Key-Policy Attribute-Based Encryption With Switchable Attributes for Fine-Grained Access Control of Encrypted Data

Download PDF
Open Webpage

Fucai Luo, Haiyan Wang, Xingfu Yan, Jiahui Wu

Published: 01 Jan 2024, Last Modified: 05 Mar 2025IEEE Trans. Inf. Forensics Secur. 2024EveryoneRevisionsBibTeXCC BY-SA 4.0
Abstract: Fine-grained access control systems facilitate granting differential access rights to a set of users and allow flexibility in specifying the access rights of individual users. As an important fine-grained access control technique, key-policy attribute-based encryption (KP-ABE) has been introduced to achieve fine-grained access control over encrypted data, where each ciphertext is associated with an attribute set such that users satisfying the attribute set can decrypt the ciphertext.

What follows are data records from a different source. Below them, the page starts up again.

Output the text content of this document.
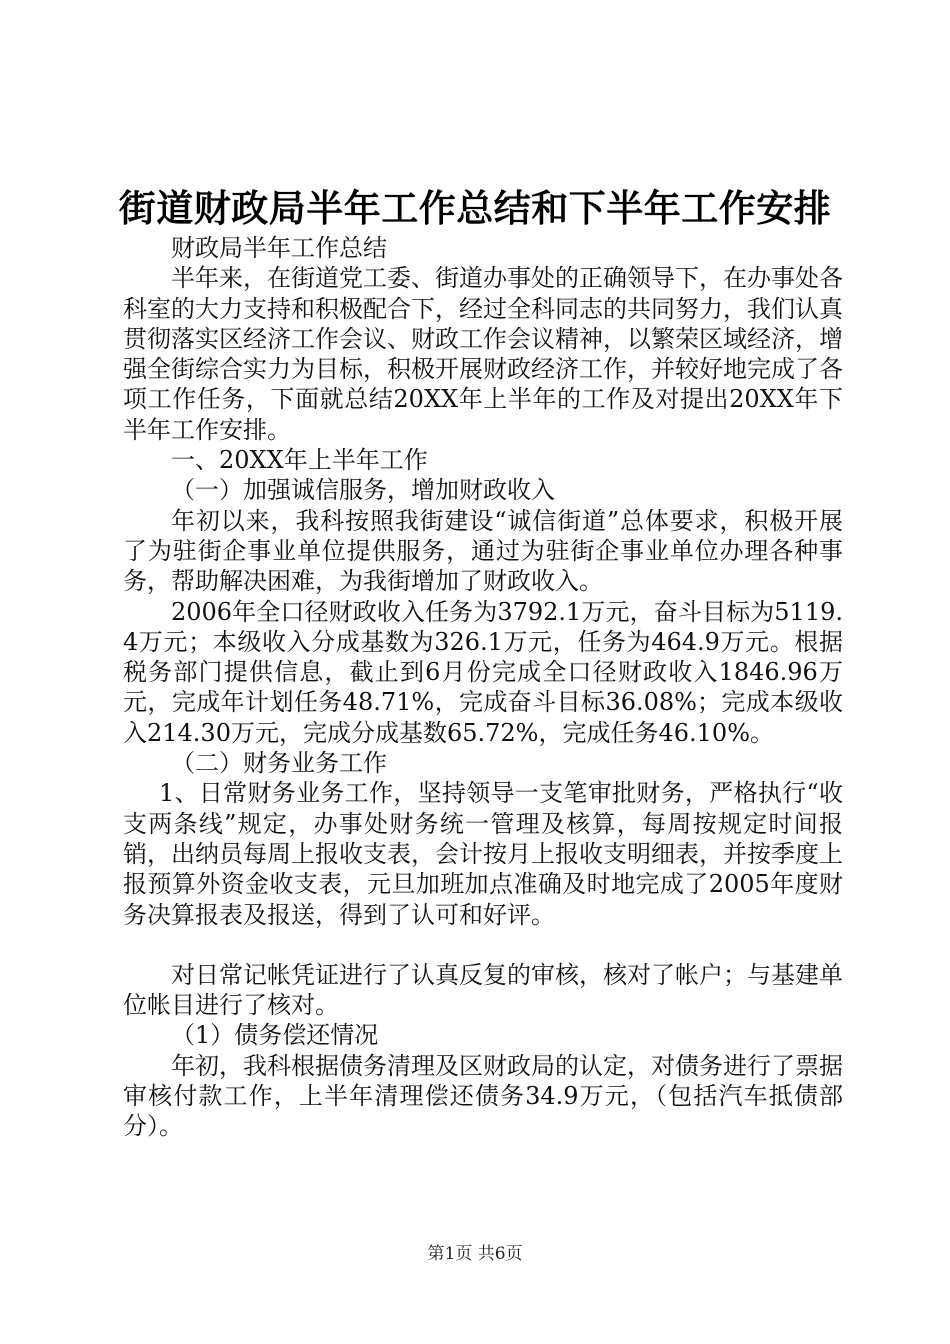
街道财政局半年工作总结和下半年工作安排

财政局半年工作总结

半年来，在街道党工委、街道办事处的正确领导下，在办事处各科室的大力支持和积极配合下，经过全科同志的共同努力，我们认真贯彻落实区经济工作会议、财政工作会议精神，以繁荣区域经济，增强全街综合实力为目标，积极开展财政经济工作，并较好地完成了各项工作任务，下面就总结20XX年上半年的工作及对提出20XX年下半年工作安排。

一、20XX年上半年工作

（一）加强诚信服务，增加财政收入

年初以来，我科按照我街建设“诚信街道”总体要求，积极开展了为驻街企事业单位提供服务，通过为驻街企事业单位办理各种事务，帮助解决困难，为我街增加了财政收入。

2006年全口径财政收入任务为3792.1万元，奋斗目标为5119.4万元；本级收入分成基数为326.1万元，任务为464.9万元。根据税务部门提供信息，截止到6月份完成全口径财政收入1846.96万元，完成年计划任务48.71%，完成奋斗目标36.08%；完成本级收入214.30万元，完成分成基数65.72%，完成任务46.10%。

（二）财务业务工作

1、日常财务业务工作，坚持领导一支笔审批财务，严格执行“收支两条线”规定，办事处财务统一管理及核算，每周按规定时间报销，出纳员每周上报收支表，会计按月上报收支明细表，并按季度上报预算外资金收支表，元旦加班加点准确及时地完成了2005年度财务决算报表及报送，得到了认可和好评。

对日常记帐凭证进行了认真反复的审核，核对了帐户；与基建单位帐目进行了核对。

（1）债务偿还情况

年初，我科根据债务清理及区财政局的认定，对债务进行了票据审核付款工作，上半年清理偿还债务34.9万元，（包括汽车抵债部分）。

第1页 共6页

In the real-world application scenarios of KP-ABE, various situations such as users leaving the system, compromise of users’ private keys, and business requirements frequently occur, necessitating the revocation of decryption rights for large-scale users. To address the user revocation, numerous revocable KP-ABE schemes have been proposed. However, existing revocable KP-ABE schemes are vulnerable to quantum computer attacks. More importantly, existing solutions fail to address the user addition, where users capable of decrypting certain ciphertexts would like to grant decryption rights to others; this is a highly common requirement, such as changes in user decryption permissions and business needs. This paper explores a potentially new avenue of research to address the above issues by introducing a novel cryptographic primitive called key-policy ABE with switchable attributes (KP-ABE-SA). In the KP-ABE-SA system, each ciphertext linked to an attribute set can be transformed into one associated with another (distinct) attribute set, enabling both user revocation and addition. Furthermore, to withstand quantum computer attacks, we construct a KP-ABE-SA scheme based on the Learning with Errors (LWE) assumption, which is widely believed to be quantum-resistant. Finally, we conduct a comprehensive performance evaluation of our LWE-based KP-ABE-SA scheme, and the experimental results show that the proposed LWE-based KP-ABE-SA scheme is efficient and practical.